How Anonymous forced Atlantic Records to release Lupe Fiasco's album amid rapper's controversial Obama statements

Back in 2014, when Anonymous was widely present in the international news cycle, rapper Lupe Fiasco was having trouble getting a release date for his fifth album
PUBLISHED JUN 1, 2020
Lupe Fiasco (Getty Images)
Lupe Fiasco (Getty Images)

When we read about the hacker group, Anonymous, we often associate it with more "serious" things like the Arab Uprising and now, police brutality. But there is one curious case from Anonymous's history that stands out. 

Born out of a spirit of disruption with a touch of anarchism, "Anonymous" or "Anon" sprung up across major digital platforms in the early 2000s. This loosely interconnected network of hacktivists went on to take on everything from Scientology, to the Clintons, to ISIS. Back in 2014, when Anonymous was widely present in the international news cycle, rapper Lupe Fiasco was having trouble getting a release date for his fifth album. Fiasco, born Wasalu Muhammad Jaco, complained that his label, Atlantic Records, would not release his album until they got a "pop" single. 

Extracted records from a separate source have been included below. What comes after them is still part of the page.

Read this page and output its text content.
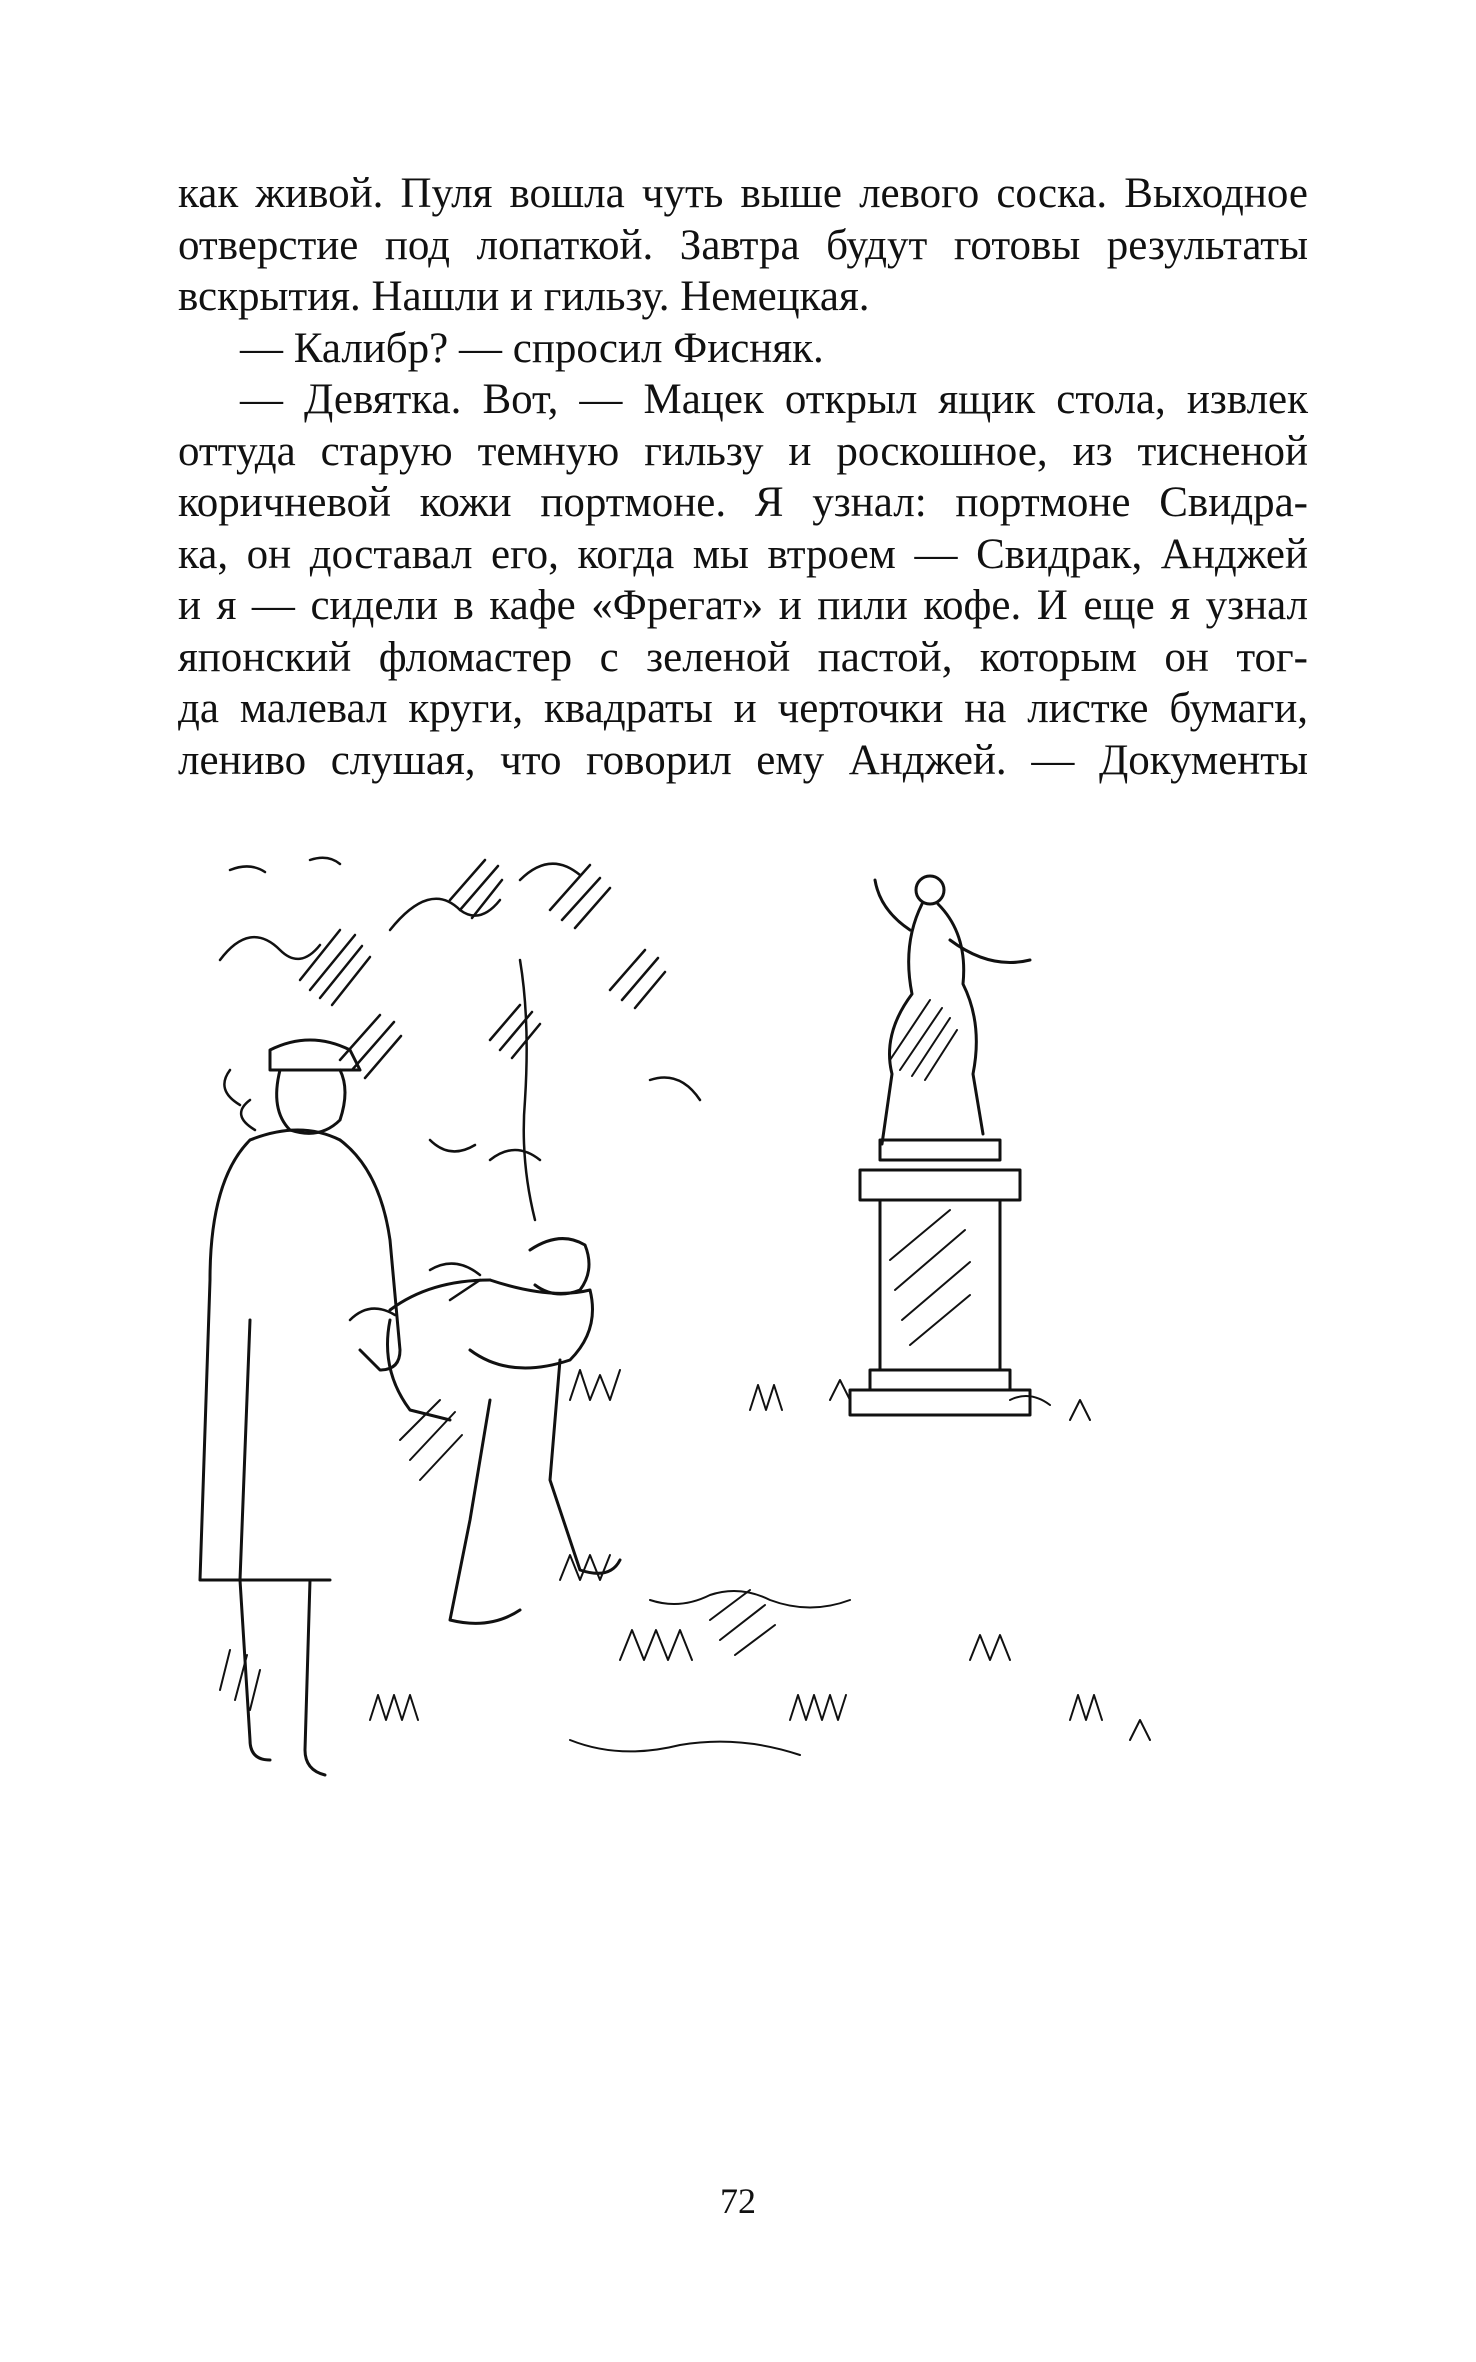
как живой. Пуля вошла чуть выше левого соска. Выходное
отверстие под лопаткой. Завтра будут готовы результаты
вскрытия. Нашли и гильзу. Немецкая.
— Калибр? — спросил Фисняк.
— Девятка. Вот, — Мацек открыл ящик стола, извлек
оттуда старую темную гильзу и роскошное, из тисненой
коричневой кожи портмоне. Я узнал: портмоне Свидра-
ка, он доставал его, когда мы втроем — Свидрак, Анджей
и я — сидели в кафе «Фрегат» и пили кофе. И еще я узнал
японский фломастер с зеленой пастой, которым он тог-
да малевал круги, квадраты и черточки на листке бумаги,
лениво слушая, что говорил ему Анджей. — Документы
72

On 15 October that year, Anonymous's Twitter account tweeted, "@AtlanticRecords: You have 24 hours to present a statement announcing the immediate release of [Tetsuo & Youth]." They wrote, "If you do not comply, we will launch a direct attack against your website, your associates, and your executives ... Blatantly censoring @LupeFiasco is inexcusable."

At the time, Lupe Fiasco was known for his widely controversial statements, including one in which he called the then-President Barack Obama a terrorist. Since the late 2000s, Fiasco has been openly vocal about the "New World Order" and the Illuminati. 

Lupe Fiasco (Photo by Jason Merritt/Getty Images)

In 2011 during a CBS interview with Shira Lazar, Fiasco called Obama "the biggest terrorist." He went on to say, "The root cause of terrorism is the stuff that the US government allows to happen ... and it's easy for us because it's just some oil."

When Lazar asked Fiasco on how politics informs his music, he said, “No, I don’t vote." He continued, “I don’t get involved in politics. It’s meaningless. If I’m going to say I stand behind this person and write on a piece of paper that says, ‘Yeah, I stand for this person,’ then I have to take responsibility for everything he does cause that’s just who I am as a human being. So politicians aren’t going to do that because I don’t want you to bomb some village in the middle of nowhere.”

About 19 hours after Anonymous's tweet asking for the release date of Fiasco's album, Atlantic Records tweeted out the release date of 20th January 2015, and Anonymous’s Operation Free Lupe is “mission accomplished”, they declared. Fiasco, meanwhile, simply tweeted, "V," seemingly in reference to the 2005 film and to one of Anonymous’s canonical texts, Alan Moore’s graphic novel, 'V for Vendetta'.

Later, Anonymous joked, “Damn, we wanted to test that website crasher." However, they also released a victory statement, writing, "At this time it can be concluded that we have proved our point. We wish music that is educating the masses to keep being released. We will fight for that. Lupe Fiasco, Talib Kweli, Mos Def, Common, and others are the moving force behind conscious rap. This is [the] music we will fight for."

Anonymous recently threatened to expose the Minneapolis police department's "many crimes to the world" following the tragic death of George Floyd. It stands to note that Lupe Fiasco once stated in 2016 that he is on "both sides" when it came to police and black people, noting that his siblings were both officers.